A louca se chamava Leocádia. Parecia saída de um redemoinho e ali plantada – rua do arvoredo número um – na casinha simples, no meio do bosque, à beira do rio que vinha serpenteando da serra no colo do bananal. Só da outra margem, o rio se deixava exposto ao sol e ao banho, guardando distância entre o caminho da escola e o quintal da casa um. De lá dava para ver o pomar e os canteiros verdes, bem cuidados, de Leocádia. "Sá menina Cadinha corre cá, que vou te enfiá a mão! Deixa os moleques e entra, ordinária! Já te disse que homem não presta, vadia! Era a mãe. Naquela posição, com o braço quase a arrastar pelo chão, coluna torcida e a dor que vinha da orelha até o sabugo do pé, sentindo os dedos quentes da mão forte a puxar, só podia trincar os dentes macerando os olhos que não deixava molhar. Quantas vezes! Tantas, que decorou para o resto da vida o timbre e as palavras. Por fim, nem doía mais.

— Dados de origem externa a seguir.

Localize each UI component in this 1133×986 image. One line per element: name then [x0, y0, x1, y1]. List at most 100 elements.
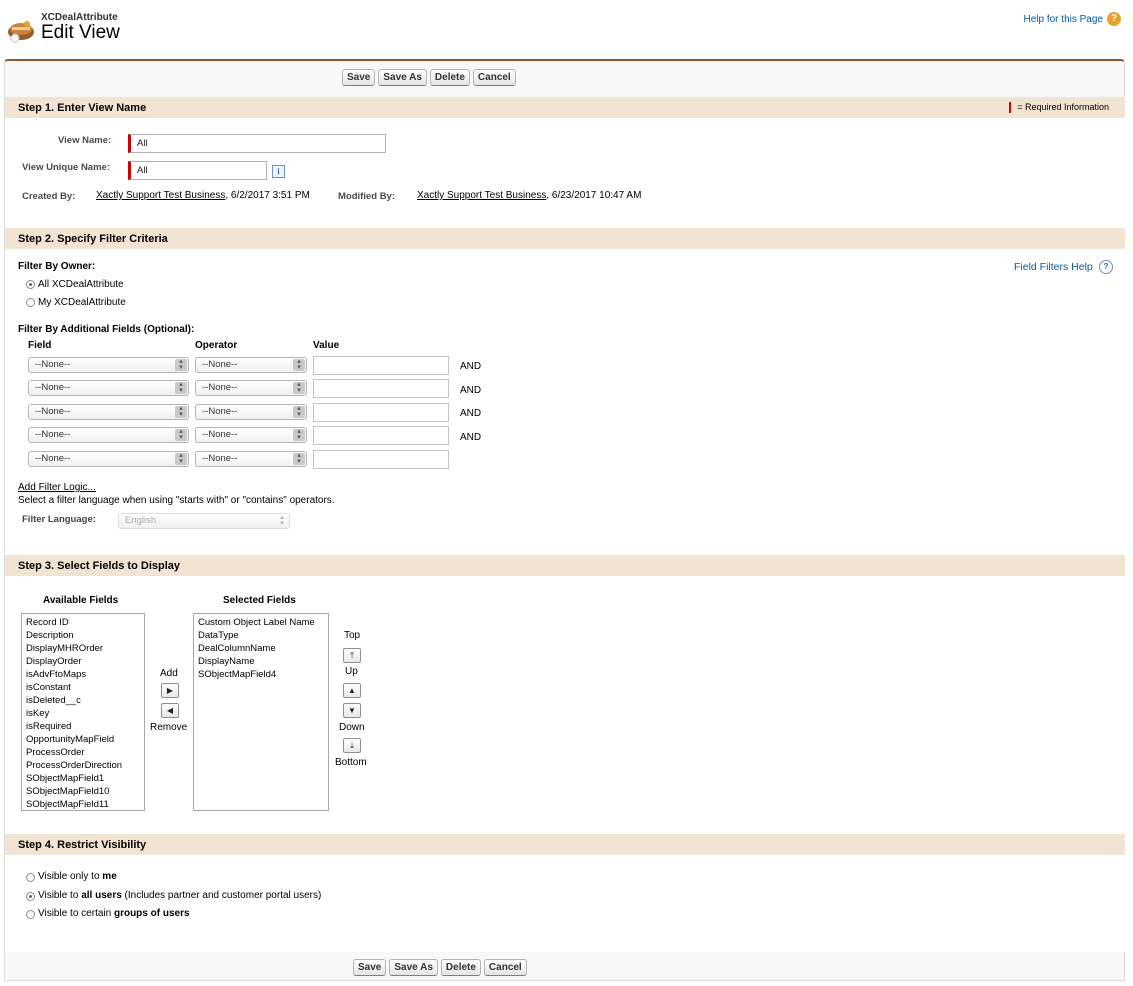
filter-value-input[interactable] — [313, 450, 449, 469]
available-fields-list[interactable]: Record ID Description DisplayMHROrder Di… — [21, 613, 145, 811]
top-label: Top — [344, 630, 361, 641]
filter-operator-value: --None-- — [202, 382, 238, 393]
option-text: Visible to — [38, 890, 82, 901]
help-icon[interactable]: ? — [1107, 12, 1121, 26]
list-item[interactable]: DisplayOrder — [22, 655, 144, 668]
cancel-button[interactable]: Cancel — [483, 959, 527, 976]
filter-field-select[interactable]: --None-- ▴ ▾ — [28, 380, 189, 396]
unique-name-input[interactable]: All — [128, 161, 267, 180]
add-arrow-button[interactable]: ▶ — [161, 683, 179, 698]
bottom-button-row: Save Save As Delete Cancel — [353, 959, 527, 976]
modified-by-user-link[interactable]: Xactly Support Test Business — [417, 190, 546, 201]
select-arrows-icon: ▴ ▾ — [293, 381, 305, 394]
filter-operator-select[interactable]: --None-- ▴ ▾ — [195, 380, 307, 396]
filter-operator-value: --None-- — [202, 359, 238, 370]
view-name-input[interactable]: All — [128, 134, 386, 153]
unique-name-label: View Unique Name: — [22, 162, 110, 173]
list-item[interactable]: ProcessOrderDirection — [22, 759, 144, 772]
list-item[interactable]: SObjectMapField10 — [22, 785, 144, 798]
list-item[interactable]: DealColumnName — [194, 642, 328, 655]
delete-button[interactable]: Delete — [429, 69, 470, 86]
filter-additional-label: Filter By Additional Fields (Optional): — [18, 324, 195, 335]
filter-field-select[interactable]: --None-- ▴ ▾ — [28, 451, 189, 467]
move-up-button[interactable]: ▲ — [343, 683, 361, 698]
filter-value-input[interactable] — [313, 356, 449, 375]
field-filters-help-link[interactable]: Field Filters Help — [1014, 261, 1093, 273]
add-filter-logic-link[interactable]: Add Filter Logic... — [18, 482, 96, 493]
delete-button[interactable]: Delete — [440, 959, 481, 976]
modified-by-label: Modified By: — [338, 191, 395, 202]
field-filters-help-icon[interactable]: ? — [1099, 260, 1113, 274]
filter-field-value: --None-- — [35, 382, 71, 393]
select-arrows-icon: ▴ ▾ — [280, 514, 284, 527]
list-item[interactable]: SObjectMapField11 — [22, 798, 144, 810]
visibility-groups-radio[interactable] — [26, 910, 35, 919]
list-item[interactable]: Custom Object Label Name — [194, 616, 328, 629]
created-by-label: Created By: — [22, 191, 76, 202]
list-item[interactable]: OpportunityMapField — [22, 733, 144, 746]
cancel-button[interactable]: Cancel — [472, 69, 516, 86]
save-button[interactable]: Save — [342, 69, 376, 86]
list-item[interactable]: isAdvFtoMaps — [22, 668, 144, 681]
filter-operator-select[interactable]: --None-- ▴ ▾ — [195, 451, 307, 467]
filter-value-input[interactable] — [313, 403, 449, 422]
filter-language-select[interactable]: English ▴ ▾ — [118, 513, 290, 529]
filter-field-select[interactable]: --None-- ▴ ▾ — [28, 404, 189, 420]
selected-fields-list[interactable]: Custom Object Label Name DataType DealCo… — [193, 613, 329, 811]
object-logo-icon — [6, 16, 36, 44]
col-value-header: Value — [313, 340, 340, 351]
owner-my-radio[interactable] — [26, 298, 35, 307]
option-bold-text: all users — [81, 890, 122, 901]
view-name-label: View Name: — [58, 135, 112, 146]
list-item[interactable]: DataType — [194, 629, 328, 642]
filter-language-note: Select a filter language when using "sta… — [18, 495, 335, 506]
filter-value-input[interactable] — [313, 379, 449, 398]
selected-fields-label: Selected Fields — [223, 595, 296, 606]
owner-all-label: All XCDealAttribute — [38, 279, 124, 290]
help-for-this-page-link[interactable]: Help for this Page — [1024, 14, 1104, 25]
visibility-me-radio[interactable] — [26, 873, 35, 882]
list-item[interactable]: SObjectMapField1 — [22, 772, 144, 785]
list-item[interactable]: isRequired — [22, 720, 144, 733]
list-item[interactable]: DisplayName — [194, 655, 328, 668]
page-title: Edit View — [41, 22, 120, 43]
step3-title: Step 3. Select Fields to Display — [18, 560, 180, 572]
modified-by-value: Xactly Support Test Business, 6/23/2017 … — [417, 190, 641, 201]
modified-by-date: , 6/23/2017 10:47 AM — [546, 190, 642, 201]
filter-operator-select[interactable]: --None-- ▴ ▾ — [195, 427, 307, 443]
created-by-user-link[interactable]: Xactly Support Test Business — [96, 190, 225, 201]
save-button[interactable]: Save — [353, 959, 387, 976]
move-top-button[interactable]: ⤒ — [343, 648, 361, 663]
filter-field-select[interactable]: --None-- ▴ ▾ — [28, 427, 189, 443]
move-down-button[interactable]: ▼ — [343, 703, 361, 718]
list-item[interactable]: SObjectMapField4 — [194, 668, 328, 681]
select-arrows-icon: ▴ ▾ — [293, 405, 305, 418]
list-item[interactable]: isConstant — [22, 681, 144, 694]
top-button-row: Save Save As Delete Cancel — [342, 69, 516, 86]
filter-value-input[interactable] — [313, 426, 449, 445]
filter-operator-select[interactable]: --None-- ▴ ▾ — [195, 357, 307, 373]
save-as-button[interactable]: Save As — [389, 959, 438, 976]
list-item[interactable]: isKey — [22, 707, 144, 720]
list-item[interactable]: Record ID — [22, 616, 144, 629]
save-as-button[interactable]: Save As — [378, 69, 427, 86]
info-icon[interactable]: i — [272, 165, 285, 178]
option-text: Visible only to — [38, 871, 103, 882]
step2-header: Step 2. Specify Filter Criteria — [5, 228, 1125, 249]
step2-body — [5, 249, 1125, 555]
add-label: Add — [160, 668, 178, 679]
created-by-value: Xactly Support Test Business, 6/2/2017 3… — [96, 190, 310, 201]
created-by-date: , 6/2/2017 3:51 PM — [225, 190, 310, 201]
filter-operator-value: --None-- — [202, 453, 238, 464]
list-item[interactable]: isDeleted__c — [22, 694, 144, 707]
list-item[interactable]: DisplayMHROrder — [22, 642, 144, 655]
filter-operator-select[interactable]: --None-- ▴ ▾ — [195, 404, 307, 420]
owner-all-radio[interactable] — [26, 280, 35, 289]
move-bottom-button[interactable]: ⤓ — [343, 738, 361, 753]
available-fields-label: Available Fields — [43, 595, 119, 606]
list-item[interactable]: ProcessOrder — [22, 746, 144, 759]
list-item[interactable]: Description — [22, 629, 144, 642]
visibility-all-users-radio[interactable] — [26, 892, 35, 901]
remove-arrow-button[interactable]: ◀ — [161, 703, 179, 718]
filter-field-select[interactable]: --None-- ▴ ▾ — [28, 357, 189, 373]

Horácio e Guilhermina, não. Já tinham aprendido e nem precisava mais ordenar que cumprissem seus destinos de burros de cargas e de cabeça. Era fácil encontrar Horácio com sua calça de risca de giz, tão surrada quanto sua botina e camiseta, carregando pelas ruas o cesto de palha pelo braço, cheiinho de verduras frescas. Guilhermina, um dia saiu carregada por Horário, enrolada no lençol, que nem prestava mais para o cemitério. E foi ele que levou a mãe, também, com ajuda do coveiro. Já era de noite e a casa ficou vazia feito um copo cheio de ar. Mas a voz dela parecia pregada nas paredes de taipa, nos cabelos, pelo milharal afora. Podia cortar tudo fora, pentear, lavar, que não saia. Depois, Horácio se foi sem dar até logo e nunca mais voltou.

Leocádia era diferente. Bem mais nova, mocinha ainda, embrenhava-se na folia pelas ruas estreitas de Taverá, às escondidas, sem ver noite, sem ver dia. Os pés pinicavam, comichavam, borbulhavam como se cheios de água mineral, de antiácido, bastava chegar o dia, a hora ali, do carnaval. No meio do barulho não ouvia a mãe. Só depois. “Vadia!” “Desavergonhada!” Não fazia mal, era carnaval, fantasiava-se de alegria, pois que ela sabia que baiana já era de nascença; índia de antepassado e bailarina de destino. Não havia diferença, não era esse melhor do que aquele.

Mas não era mocinha só de folguedos. Passados os dias de brincadeiras, como se um véu roxo caísse sobre seu mundo, curvava-se à dor. Especialmente à dor que gotejava em cruz, em terços, em sinais e motivos, em culpas e em santificadas intenções. Era quaresma. Então, sangravam os pés, queimavam as mãos debaixo da cera ardente das velas e pelas pedras pontiagudas nas longas caminhadas das procissões. “ Anda sá menina ruim, sô. Ô praga, nem por Deus cê larga a vadiagem, moleca!” Então, vinham os festejos de meio de ano, que não eram muitos e quase todos ligados de certa forma à igreja. Leocádia reservava o dia para a obrigação santa e à noite, estava lá, dançando na festa da padroeira da cidade ou na quermesse ou na feira de bordados, ao som da banda. Se bolero, marcha, valsa, não importava. Se tivesse par, dançava. Se não tivesse, dançava. “Vadia, vadia, cê não cansa não? Já disse para não se meter com os moleques, sua disinfeliz! Miserável! Homem não presta, cala esse fogo, desavergonhada!” Chorava não. Às vezes o sangue manchava os dentes amarelados e ela sentia aquele gosto quente misturado com raiva e saliva.

Casar, não casou. Não achou quem suportasse tanta feiura. E Leocádia, coitada, era uma mulher feia. Estranhamente antiga, estranhamente solitária, estranhamente quieta. Só a música era capaz de fazê-la sair, se deixar ver. Ainda mais depois que perdera os irmãos. Ninguém dava atenção à inocente. Ela e um mosquito pousado, por merecimento, teriam direito a um gesto vago de repúdio. E só.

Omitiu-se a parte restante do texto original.